Hazen and his fellow researchers contend that the sheer number of new minerals we've added to the Earth provides more evidence that we should deem our current time period as the Anthropocene epoch. An idea that's been floated for some time, proponents of the new designation say that we've impacted our planet so much, and so quickly, that it should receive a new name, rather than sticking with the current designation of Holocene, which has been around since the last Ice Age about 11,700 years ago. One of the necessary traits to define a new epoch is a change in the geologic record known as a "golden spike," and Hazen feels all our mineral-making would indeed qualify.
"The initial conclusion is that humans are responsible for a considerable number of what are supposed to be natural crystals," he told us. "But then we realized that our present time is characterized by this flood of crystals – inadvertently made and purposefully synthesized. Many of these crystals will persist for a billion years and form a marker layer in the sedimentary record that will persist for all of Earth's history. Nothing like that layer occurs in the prior 4.5 billion years of Earth. A geologist hiking a future Grand Canyon in 100 million years will find that distinctive layer littered with the new minerals and mineral-like compounds we describe."
In addition to the creation of new minerals, humankind has also been responsible for the large-scale transportation of minerals around the planet, especially in the form of precious and semi-precious stones and building materials transported around the globe to create roads, bridges and other structures.
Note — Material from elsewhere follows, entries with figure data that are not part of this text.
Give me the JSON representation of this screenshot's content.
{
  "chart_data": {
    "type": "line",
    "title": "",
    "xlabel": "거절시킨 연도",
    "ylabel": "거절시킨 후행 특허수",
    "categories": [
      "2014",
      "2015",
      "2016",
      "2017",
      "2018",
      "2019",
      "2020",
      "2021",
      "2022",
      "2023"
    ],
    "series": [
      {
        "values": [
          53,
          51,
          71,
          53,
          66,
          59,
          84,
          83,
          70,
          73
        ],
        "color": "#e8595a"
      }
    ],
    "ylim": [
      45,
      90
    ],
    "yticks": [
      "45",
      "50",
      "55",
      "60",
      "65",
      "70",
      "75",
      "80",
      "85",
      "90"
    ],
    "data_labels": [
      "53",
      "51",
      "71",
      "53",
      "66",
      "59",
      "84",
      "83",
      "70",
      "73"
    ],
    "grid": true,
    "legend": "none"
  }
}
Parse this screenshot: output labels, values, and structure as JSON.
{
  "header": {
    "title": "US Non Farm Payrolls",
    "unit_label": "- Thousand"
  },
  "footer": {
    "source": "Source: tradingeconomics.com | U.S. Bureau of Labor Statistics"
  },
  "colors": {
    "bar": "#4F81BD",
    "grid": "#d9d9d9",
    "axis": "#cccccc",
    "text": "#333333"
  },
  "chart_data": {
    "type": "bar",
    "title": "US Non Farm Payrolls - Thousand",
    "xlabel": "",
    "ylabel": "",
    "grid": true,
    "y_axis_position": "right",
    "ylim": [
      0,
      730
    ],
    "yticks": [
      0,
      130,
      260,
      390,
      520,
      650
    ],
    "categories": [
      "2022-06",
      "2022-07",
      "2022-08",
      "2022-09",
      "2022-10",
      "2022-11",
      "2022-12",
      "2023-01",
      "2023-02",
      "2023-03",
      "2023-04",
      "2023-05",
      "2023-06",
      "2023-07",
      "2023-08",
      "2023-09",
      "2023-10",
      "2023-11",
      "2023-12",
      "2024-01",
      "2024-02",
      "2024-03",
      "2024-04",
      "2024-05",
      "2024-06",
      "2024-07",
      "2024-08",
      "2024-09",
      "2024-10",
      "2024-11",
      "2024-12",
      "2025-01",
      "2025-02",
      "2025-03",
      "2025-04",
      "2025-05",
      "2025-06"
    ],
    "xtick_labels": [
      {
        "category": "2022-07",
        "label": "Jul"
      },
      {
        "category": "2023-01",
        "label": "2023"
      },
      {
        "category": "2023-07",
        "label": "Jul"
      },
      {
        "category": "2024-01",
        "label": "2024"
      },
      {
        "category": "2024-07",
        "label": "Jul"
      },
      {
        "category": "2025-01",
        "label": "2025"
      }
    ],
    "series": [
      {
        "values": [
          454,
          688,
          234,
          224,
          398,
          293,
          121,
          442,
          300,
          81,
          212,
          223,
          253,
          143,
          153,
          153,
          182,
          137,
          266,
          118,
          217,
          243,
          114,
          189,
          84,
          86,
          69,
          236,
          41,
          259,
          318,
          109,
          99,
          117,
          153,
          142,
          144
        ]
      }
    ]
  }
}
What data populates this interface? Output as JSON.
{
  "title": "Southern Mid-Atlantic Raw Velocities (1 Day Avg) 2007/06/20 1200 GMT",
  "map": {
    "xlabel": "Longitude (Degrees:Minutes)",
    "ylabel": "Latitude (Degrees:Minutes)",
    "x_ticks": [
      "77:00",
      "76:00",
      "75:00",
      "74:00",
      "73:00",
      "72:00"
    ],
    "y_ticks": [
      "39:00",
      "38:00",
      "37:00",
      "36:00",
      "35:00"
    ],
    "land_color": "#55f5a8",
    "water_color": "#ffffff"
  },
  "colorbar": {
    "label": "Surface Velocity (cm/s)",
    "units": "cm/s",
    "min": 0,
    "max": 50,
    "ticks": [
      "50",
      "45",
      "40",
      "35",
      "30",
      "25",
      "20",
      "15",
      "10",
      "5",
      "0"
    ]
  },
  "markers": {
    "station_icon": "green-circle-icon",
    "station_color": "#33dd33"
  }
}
"In the sediment layers left behind from our age, future mineralogists will find plentiful building materials such as bricks, cinder blocks, and cement, metal alloys such as steel, titanium, and aluminum, along with many lethal radioactive byproducts of the nuclear age," says co-author Marcus Origlieri of the University of Arizona in a statement. "They might also marvel at some beautiful manufactured gemstones, like cubic zirconia, moissanite, synthetic rubies, and many others."
An exclamation mark
Not only have we created many minerals, but the timeframe in which we've done so is striking. The researchers say that the first time great diversifying of minerals happened on Earth was over two billion years ago during "the Great Oxidation" event, a time when Earth's atmosphere became filled with oxygen, which destroyed much of the anaerobic life living on the planet at the time.
"It took over 2 billion years for combinations of elements to meet naturally on Earth at a specific location, depth and temperature, and to form into the more than 5,200 minerals officially recognized today," Hazen said in a statement.
"Within that collection are 208 produced directly or indirectly by human activities, mostly since the mid-1700s, and we believe that others continue to be formed at that same relatively blazing pace," he adds. "To imagine 250 years relative to 2 billion years, that's the difference between the blink of an eye (one third of a second) and one month. Simply put, we live in an era of unparalleled inorganic compound diversification. Indeed, if the Great Oxidation eons ago was a 'punctuation event' in Earth's history, the rapid and extensive geological impact of the Anthropocene is an exclamation mark."
The paper describing the work of Hazen and his team has been published in the journal American Mineralogist.